Che gli Stati Uniti (la prima potenza mondiale) difendano gli interessi delle società farmaceutiche presenti sul proprio territorio (ben due, le più performanti), visto il quadro delineato, non dovrebbe essere fonte di stupore (per quanto possa apparire cinico); anche le nazioni che si sono fatte promotrici dell’appello per l’abolizione dei brevetti sui vaccini (Sudafrica e India), non volendo sicuramente mettere in discussione il capitale e la sua logica distributiva, non hanno fatto altro che denunciare i rapporti di forza a loro sfavorevoli.

Nei fatti si sta procedendo in ordine sparso, ed ogni nazione è in corsa con le altre per poter uscire quanto prima dalla crisi e porsi in piena efficienza alla conquista dei mercati (per quanto la produzione non si sia mai del tutto fermata da nessuna parte); anche le donazioni di vaccini (la cosiddetta diplomazia sanitaria) che stanno tentando di perseguire alcuni paesi, come Cina, Russia e Francia, si sta dimostrando una strategia volta ad acquisire o rafforzare aree d’influenza e di egemonia.

Solo in una società comunista gli indubbi progressi scientifici e tecnologici conseguiti, come dimostra anche la produzione di vaccini efficaci contro il Covid-2, potranno divenire un patrimonio comune finalizzato alla soddisfazione dei bisogni umani.
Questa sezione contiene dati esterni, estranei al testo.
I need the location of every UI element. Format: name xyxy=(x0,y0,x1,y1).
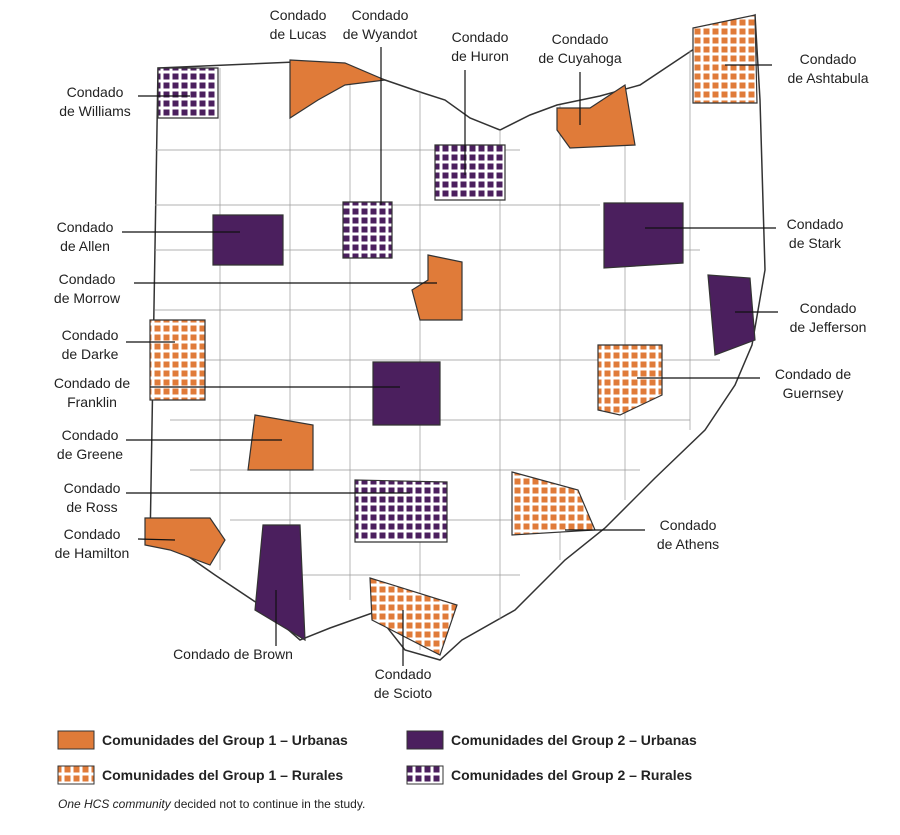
county-shape xyxy=(212,214,284,266)
county-label-line: Condado xyxy=(64,480,121,496)
county-label: Condado de Stark xyxy=(787,216,844,251)
county-label-line: de Huron xyxy=(451,48,509,64)
county-label-line: Condado xyxy=(270,7,327,23)
county-label-line: de Athens xyxy=(657,536,719,552)
county-shape xyxy=(157,67,219,119)
legend-swatch xyxy=(57,730,95,750)
county-shape xyxy=(149,319,206,401)
county-label: Condado de Lucas xyxy=(270,7,327,42)
county-label-line: Condado de xyxy=(775,366,852,382)
county-label-line: Condado xyxy=(552,31,609,47)
county-label-line: de Ashtabula xyxy=(788,70,869,86)
county-shape xyxy=(254,524,306,642)
county-label-line: de Jefferson xyxy=(790,319,867,335)
county-label: Condado de Ashtabula xyxy=(788,51,869,86)
legend-label: Comunidades del Group 2 – Rurales xyxy=(451,767,692,783)
county-shape xyxy=(692,14,758,104)
county-label-line: Condado xyxy=(452,29,509,45)
county-shape xyxy=(556,83,636,149)
county-label: Condado de Jefferson xyxy=(790,300,867,335)
state-outline xyxy=(149,13,766,661)
county-label-line: Condado xyxy=(800,51,857,67)
county-label: Condado de Wyandot xyxy=(343,7,418,42)
county-label-line: Condado de xyxy=(54,375,131,391)
footnote-rest: decided not to continue in the study. xyxy=(171,797,366,811)
counties xyxy=(144,14,758,656)
legend-label: Comunidades del Group 1 – Rurales xyxy=(102,767,343,783)
county-label: Condado de Williams xyxy=(59,84,131,119)
county-label-line: Franklin xyxy=(67,394,117,410)
legend-swatch xyxy=(57,765,95,785)
county-label-line: de Cuyahoga xyxy=(538,50,622,66)
county-label-line: Condado xyxy=(787,216,844,232)
county-label-line: Condado xyxy=(352,7,409,23)
county-label-line: Condado xyxy=(67,84,124,100)
county-label-line: Condado xyxy=(800,300,857,316)
county-label: Condado de Cuyahoga xyxy=(538,31,622,66)
county-label-line: de Morrow xyxy=(54,290,121,306)
county-label: Condado de Huron xyxy=(451,29,509,64)
county-shape xyxy=(603,202,684,269)
county-label: Condado de Morrow xyxy=(54,271,121,306)
county-label: Condado de Allen xyxy=(57,219,114,254)
county-shape xyxy=(411,254,463,321)
leader-line xyxy=(137,538,176,541)
county-label: Condado de Athens xyxy=(657,517,719,552)
county-label-line: Condado xyxy=(660,517,717,533)
county-shape xyxy=(247,414,314,471)
legend-label: Comunidades del Group 1 – Urbanas xyxy=(102,732,348,748)
footnote: One HCS community decided not to continu… xyxy=(58,797,365,811)
county-label-line: de Ross xyxy=(66,499,117,515)
legend-swatch xyxy=(406,730,444,750)
county-label-line: Condado xyxy=(375,666,432,682)
county-label-line: Condado xyxy=(62,427,119,443)
county-label: Condado de Hamilton xyxy=(55,526,130,561)
footnote-italic: One HCS community xyxy=(58,797,172,811)
county-label: Condado de Brown xyxy=(173,646,293,662)
legend-swatch xyxy=(406,765,444,785)
county-label-line: Condado xyxy=(59,271,116,287)
county-shape xyxy=(597,344,663,416)
county-label-line: de Stark xyxy=(789,235,842,251)
county-label: Condado de Guernsey xyxy=(775,366,852,401)
county-shape xyxy=(289,59,388,120)
county-label-line: Guernsey xyxy=(783,385,844,401)
labels: Condado de Lucas Condado de Wyandot Condado d… xyxy=(54,7,869,701)
county-shape xyxy=(372,361,441,426)
county-shape xyxy=(369,577,458,656)
county-label-line: de Hamilton xyxy=(55,545,130,561)
legend: Comunidades del Group 1 – Urbanas Comunid… xyxy=(57,730,697,785)
county-label-line: de Darke xyxy=(62,346,119,362)
county-label-line: Condado xyxy=(64,526,121,542)
county-label: Condado de Franklin xyxy=(54,375,131,410)
county-label-line: Condado xyxy=(57,219,114,235)
county-label-line: Condado de Brown xyxy=(173,646,293,662)
county-label-line: de Wyandot xyxy=(343,26,418,42)
county-label: Condado de Darke xyxy=(62,327,119,362)
county-label: Condado de Ross xyxy=(64,480,121,515)
county-shape xyxy=(707,274,756,356)
county-shape xyxy=(144,517,226,566)
county-label-line: Condado xyxy=(62,327,119,343)
county-label-line: de Lucas xyxy=(270,26,327,42)
county-label-line: de Greene xyxy=(57,446,123,462)
county-label-line: de Williams xyxy=(59,103,131,119)
county-shape xyxy=(354,479,448,543)
county-shape xyxy=(434,144,506,201)
county-label: Condado de Greene xyxy=(57,427,123,462)
county-label-line: de Scioto xyxy=(374,685,433,701)
county-shape xyxy=(342,201,393,259)
legend-label: Comunidades del Group 2 – Urbanas xyxy=(451,732,697,748)
county-label: Condado de Scioto xyxy=(374,666,433,701)
county-label-line: de Allen xyxy=(60,238,110,254)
(1) finanza.republica.it 5 febbraio 2021 “Covid, Oxfam: Con i monopoli Big Pharma impossibile vaccino per tutti.”

(2) Il manifesto 6 marzo 2021 “Intervista a Manon Aubry: La commissione si è piegata alle aziende farmaceutiche”.

(3) www. lastampa.it “Quanto valgono i vaccini? Ecco come funziona l’economia dell’immunizzazione”.
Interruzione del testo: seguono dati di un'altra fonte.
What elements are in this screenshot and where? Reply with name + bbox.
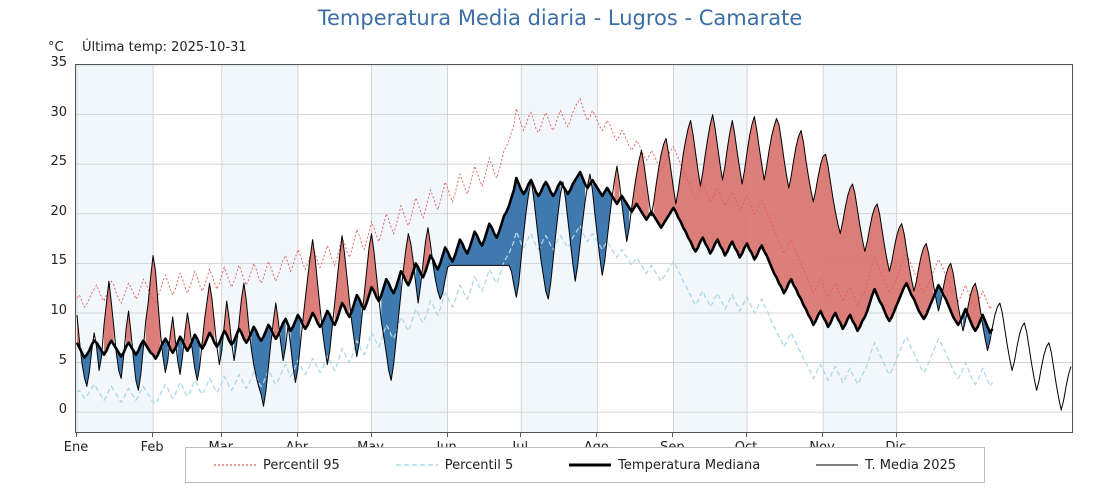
legend-swatch-temperatura-mediana — [569, 459, 612, 471]
x-tick-mark — [895, 432, 897, 437]
legend-item-2[interactable]: Temperatura Mediana — [569, 458, 760, 473]
x-tick-ene: Ene — [63, 440, 89, 455]
y-tick-10: 10 — [50, 302, 67, 318]
y-tick-30: 30 — [50, 104, 67, 120]
x-tick-mark — [822, 432, 824, 437]
y-tick-0: 0 — [58, 402, 67, 418]
y-tick-25: 25 — [50, 154, 67, 170]
legend-swatch-percentil-5 — [395, 459, 438, 471]
x-tick-mark — [446, 432, 448, 437]
y-axis-unit-label: °C — [48, 40, 64, 55]
x-tick-mark — [370, 432, 372, 437]
y-tick-35: 35 — [50, 55, 67, 70]
legend-swatch-percentil-95 — [213, 459, 256, 471]
legend-item-3[interactable]: T. Media 2025 — [816, 458, 956, 473]
y-tick-15: 15 — [50, 253, 67, 269]
x-tick-mark — [746, 432, 748, 437]
y-tick-5: 5 — [58, 352, 67, 368]
legend-item-0[interactable]: Percentil 95 — [213, 457, 340, 473]
x-tick-mark — [296, 432, 298, 437]
legend-label-temperatura-mediana: Temperatura Mediana — [618, 457, 761, 473]
last-temp-label: Última temp: 2025-10-31 — [82, 40, 247, 55]
y-tick-20: 20 — [50, 203, 67, 219]
legend-swatch-t-media-2025 — [816, 459, 859, 471]
legend-label-percentil-95: Percentil 95 — [262, 457, 340, 473]
legend-label-t-media-2025: T. Media 2025 — [865, 457, 957, 473]
x-tick-mark — [76, 432, 77, 437]
legend-item-1[interactable]: Percentil 5 — [395, 457, 514, 473]
x-tick-mark — [596, 432, 598, 437]
x-tick-mark — [152, 432, 154, 437]
x-tick-feb: Feb — [140, 440, 164, 455]
page-title: Temperatura Media diaria - Lugros - Cama… — [317, 6, 803, 30]
plot-svg — [76, 65, 1072, 432]
x-tick-mark — [220, 432, 222, 437]
plot-area — [75, 64, 1073, 433]
legend-label-percentil-5: Percentil 5 — [444, 457, 514, 473]
chart-legend: Percentil 95 Percentil 5 Temperatura Med… — [185, 447, 985, 483]
x-tick-mark — [672, 432, 674, 437]
x-tick-mark — [520, 432, 522, 437]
(4) Corriere della Sera 17 marzo 21 “Big Pharma, in ballo 150miliari. Il peso della Brexit e il ruolo di Pfizer”.

(5) La febbre dengue (DF), causata dal virus dengue, è un’arbovirosi caratterizzata all’inizio da febbre non specifica, che a volte evolve in forme più gravi con elevata permeabilità capillare ed emorragie (febbre emorragica dengue) e shock (sindrome da shock dengue o DSS).

(6) www.eine-welt.ch gennaio 2018 “Perché mancano i medicinali per i poveri?.+

(7) Il manifesto 21 marzo 21 “Geopolitica medica”.